[DLIT] (9-12) 9 :
3) Differentiate between a generalized expression of an algorithm in pseudocode and its concrete implementation in a programming language.
a. Explain that some algorithms do not lead to exact solutions in a reasonable amount of time and thus approximations are acceptable.
b. Compare and contrast the difference between specific control structures such as sequential statements, conditional, iteration, and explain the benefits and drawbacks of choices made.
Examples: Tradeoffs involving implementation, readability, and program performance.
c. Distinguish when a problem solution requires decisions to be made among alternatives, such as selection constructs, or when a solution needs to be iteratively processed to arrive at a result, such as iterative 'loop' constructs or recursion.
d. Evaluate and select algorithms based on performance, reusability, and ease of implementation.

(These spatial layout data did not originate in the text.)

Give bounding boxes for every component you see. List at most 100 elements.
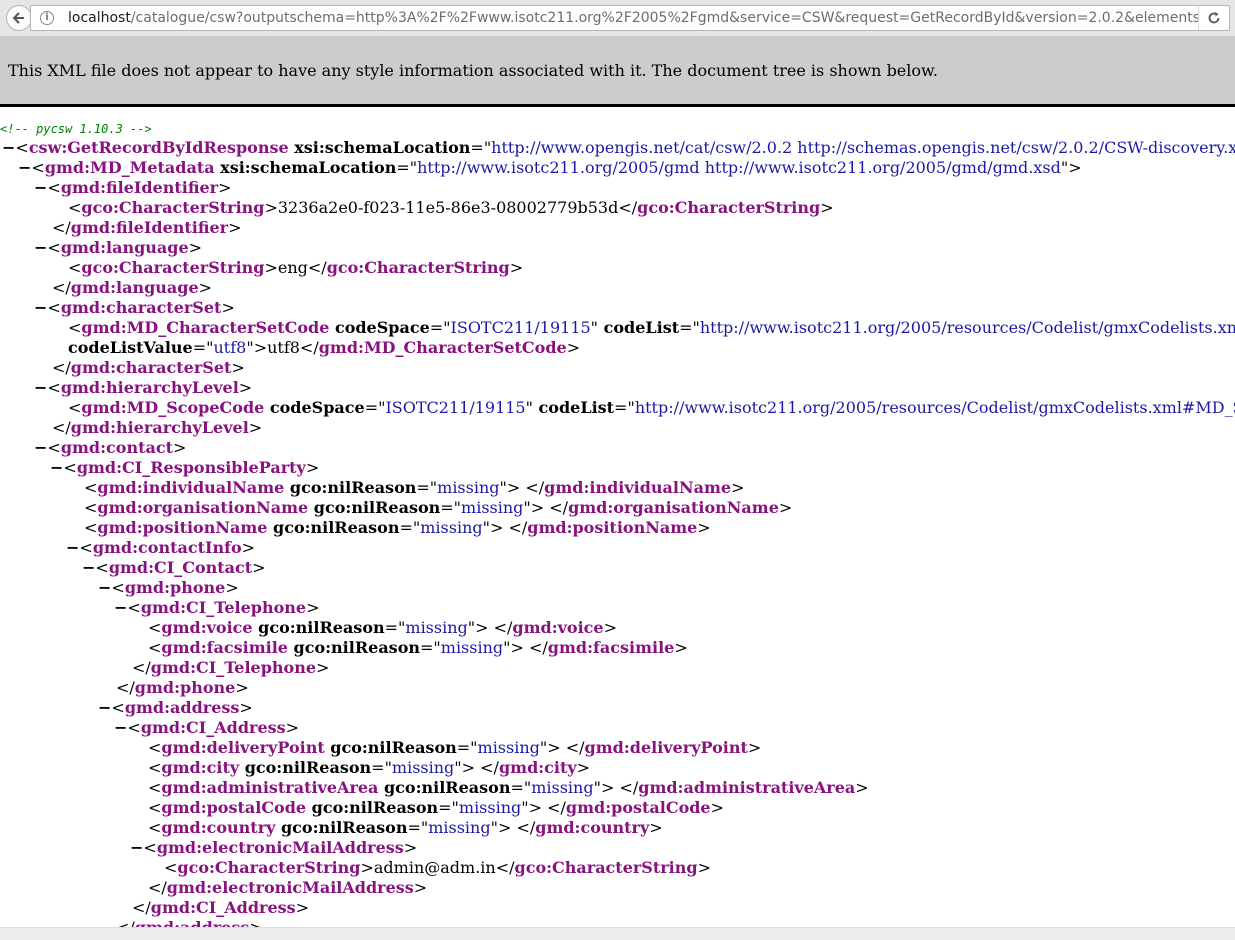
xml-text: </ xyxy=(52,418,71,437)
xml-tag-name: gmd:MD_Metadata xyxy=(44,158,215,177)
xml-text: < xyxy=(47,178,61,197)
xml-tag-name: csw:GetRecordByIdResponse xyxy=(28,138,289,157)
collapse-toggle[interactable]: − xyxy=(82,558,95,577)
url-host: localhost xyxy=(68,10,131,26)
xml-attribute-value: missing xyxy=(477,738,540,757)
collapse-toggle[interactable]: − xyxy=(130,838,143,857)
xml-tag-name: gmd:deliveryPoint xyxy=(584,738,748,757)
xml-tag-name: gmd:organisationName xyxy=(97,498,309,517)
xml-text: </ xyxy=(52,278,71,297)
xml-tag-name: gmd:contactInfo xyxy=(92,538,242,557)
collapse-toggle[interactable]: − xyxy=(98,578,111,597)
xml-text: < xyxy=(68,318,82,337)
back-button[interactable] xyxy=(6,5,32,31)
xml-text: </ xyxy=(132,898,151,917)
url-bar[interactable]: i localhost/catalogue/csw?outputschema=h… xyxy=(30,5,1230,31)
xml-text: > xyxy=(778,498,793,517)
xml-tag-name: gmd:fileIdentifier xyxy=(70,218,229,237)
reload-button[interactable] xyxy=(1198,6,1229,30)
collapse-toggle[interactable]: − xyxy=(34,178,47,197)
xml-attribute-name: codeList xyxy=(532,398,615,417)
xml-attribute-name: gco:nilReason xyxy=(275,818,408,837)
xml-text: =" xyxy=(438,798,459,817)
collapse-toggle[interactable]: − xyxy=(34,438,47,457)
xml-line: <gmd:deliveryPoint gco:nilReason="missin… xyxy=(148,738,761,758)
xml-text: >admin@adm.in</ xyxy=(360,858,515,877)
xml-tag-name: gmd:voice xyxy=(161,618,253,637)
collapse-toggle[interactable]: − xyxy=(34,298,47,317)
xml-line: <gmd:administrativeArea gco:nilReason="m… xyxy=(148,778,869,798)
xml-line: </gmd:CI_Address> xyxy=(132,898,309,918)
xml-line: −<gmd:CI_Telephone> xyxy=(114,598,319,618)
xml-text: < xyxy=(95,558,109,577)
xml-tag-name: gco:CharacterString xyxy=(81,198,265,217)
xml-text: < xyxy=(148,818,162,837)
horizontal-scrollbar[interactable] xyxy=(0,927,1235,940)
xml-attribute-name: codeListValue xyxy=(68,338,193,357)
xml-tag-name: gmd:address xyxy=(124,698,240,717)
xml-text: < xyxy=(31,158,45,177)
xml-text: =" xyxy=(364,398,386,417)
xml-text: > xyxy=(228,218,242,237)
xml-text: > xyxy=(697,518,711,537)
xml-text: =" xyxy=(416,478,438,497)
xml-line: <gmd:positionName gco:nilReason="missing… xyxy=(84,518,711,538)
xml-text: < xyxy=(143,838,157,857)
xml-tag-name: gmd:deliveryPoint xyxy=(161,738,325,757)
xml-text: < xyxy=(148,738,162,757)
xml-tag-name: gmd:language xyxy=(60,238,189,257)
xml-text: "> </ xyxy=(521,798,566,817)
collapse-toggle[interactable]: − xyxy=(114,718,127,737)
xml-line: −<gmd:fileIdentifier> xyxy=(34,178,232,198)
xml-line: <gmd:individualName gco:nilReason="missi… xyxy=(84,478,745,498)
collapse-toggle[interactable]: − xyxy=(2,138,15,157)
xml-attribute-name: codeSpace xyxy=(329,318,430,337)
xml-line: −<gmd:contact> xyxy=(34,438,186,458)
xml-text: < xyxy=(148,778,162,797)
xml-line: −<csw:GetRecordByIdResponse xsi:schemaLo… xyxy=(2,138,1235,158)
xml-tag-name: gmd:country xyxy=(161,818,276,837)
url-text[interactable]: localhost/catalogue/csw?outputschema=htt… xyxy=(68,9,1198,27)
xml-text: </ xyxy=(52,358,71,377)
xml-text: =" xyxy=(192,338,214,357)
xml-text: " xyxy=(525,398,533,417)
xml-line: −<gmd:address> xyxy=(98,698,253,718)
xml-tag-name: gco:CharacterString xyxy=(637,198,821,217)
collapse-toggle[interactable]: − xyxy=(50,458,63,477)
xml-tag-name: gmd:CI_Address xyxy=(140,718,286,737)
xml-line: </gmd:CI_Telephone> xyxy=(132,658,329,678)
xml-line: −<gmd:CI_Address> xyxy=(114,718,299,738)
collapse-toggle[interactable]: − xyxy=(114,598,127,617)
collapse-toggle[interactable]: − xyxy=(98,698,111,717)
collapse-toggle[interactable]: − xyxy=(66,538,79,557)
collapse-toggle[interactable]: − xyxy=(34,378,47,397)
reload-icon xyxy=(1208,12,1220,24)
xml-tag-name: gmd:administrativeArea xyxy=(638,778,856,797)
xml-text: < xyxy=(127,598,141,617)
xml-text: > xyxy=(239,698,253,717)
xml-tag-name: gmd:organisationName xyxy=(568,498,779,517)
xml-text: < xyxy=(68,198,82,217)
xml-attribute-name: gco:nilReason xyxy=(267,518,400,537)
xml-line: −<gmd:hierarchyLevel> xyxy=(34,378,252,398)
info-icon[interactable]: i xyxy=(40,11,54,25)
xml-attribute-value: http://www.isotc211.org/2005/resources/C… xyxy=(699,318,1235,337)
xml-notice-banner: This XML file does not appear to have an… xyxy=(0,37,1235,107)
xml-line: <gco:CharacterString>admin@adm.in</gco:C… xyxy=(164,858,711,878)
xml-line: </gmd:hierarchyLevel> xyxy=(52,418,262,438)
xml-text: > xyxy=(241,538,256,557)
xml-tag-name: gmd:individualName xyxy=(544,478,732,497)
xml-line: −<gmd:contactInfo> xyxy=(66,538,255,558)
xml-tag-name: gmd:facsimile xyxy=(161,638,288,657)
xml-text: > xyxy=(731,478,745,497)
collapse-toggle[interactable]: − xyxy=(18,158,31,177)
xml-attribute-value: missing xyxy=(420,518,483,537)
xml-text: =" xyxy=(429,318,451,337)
xml-text: </ xyxy=(148,878,167,897)
collapse-toggle[interactable]: − xyxy=(34,238,47,257)
xml-attribute-name: gco:nilReason xyxy=(239,758,372,777)
xml-tag-name: gmd:characterSet xyxy=(60,298,222,317)
xml-tag-name: gmd:voice xyxy=(512,618,604,637)
xml-text: =" xyxy=(440,498,462,517)
xml-line: −<gmd:CI_ResponsibleParty> xyxy=(50,458,319,478)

e. Explain how more than one algorithm may solve the same problem and yet be characterized with different priorities.
Examples: All self-driving cars have a common goal of taking a passenger to a designation but may have different priorities such as safety, speed, or conservation; web search engines have their own algorithms for search with their own priorities.
[DLIT] (9-12) 45 :
39) Identify a problem that cannot be solved by either humans or machines alone and discuss a solution for it by decomposing the task into sub-problems suited for a human or machine to accomplish.
Examples: Forecasting weather, piloting airplanes.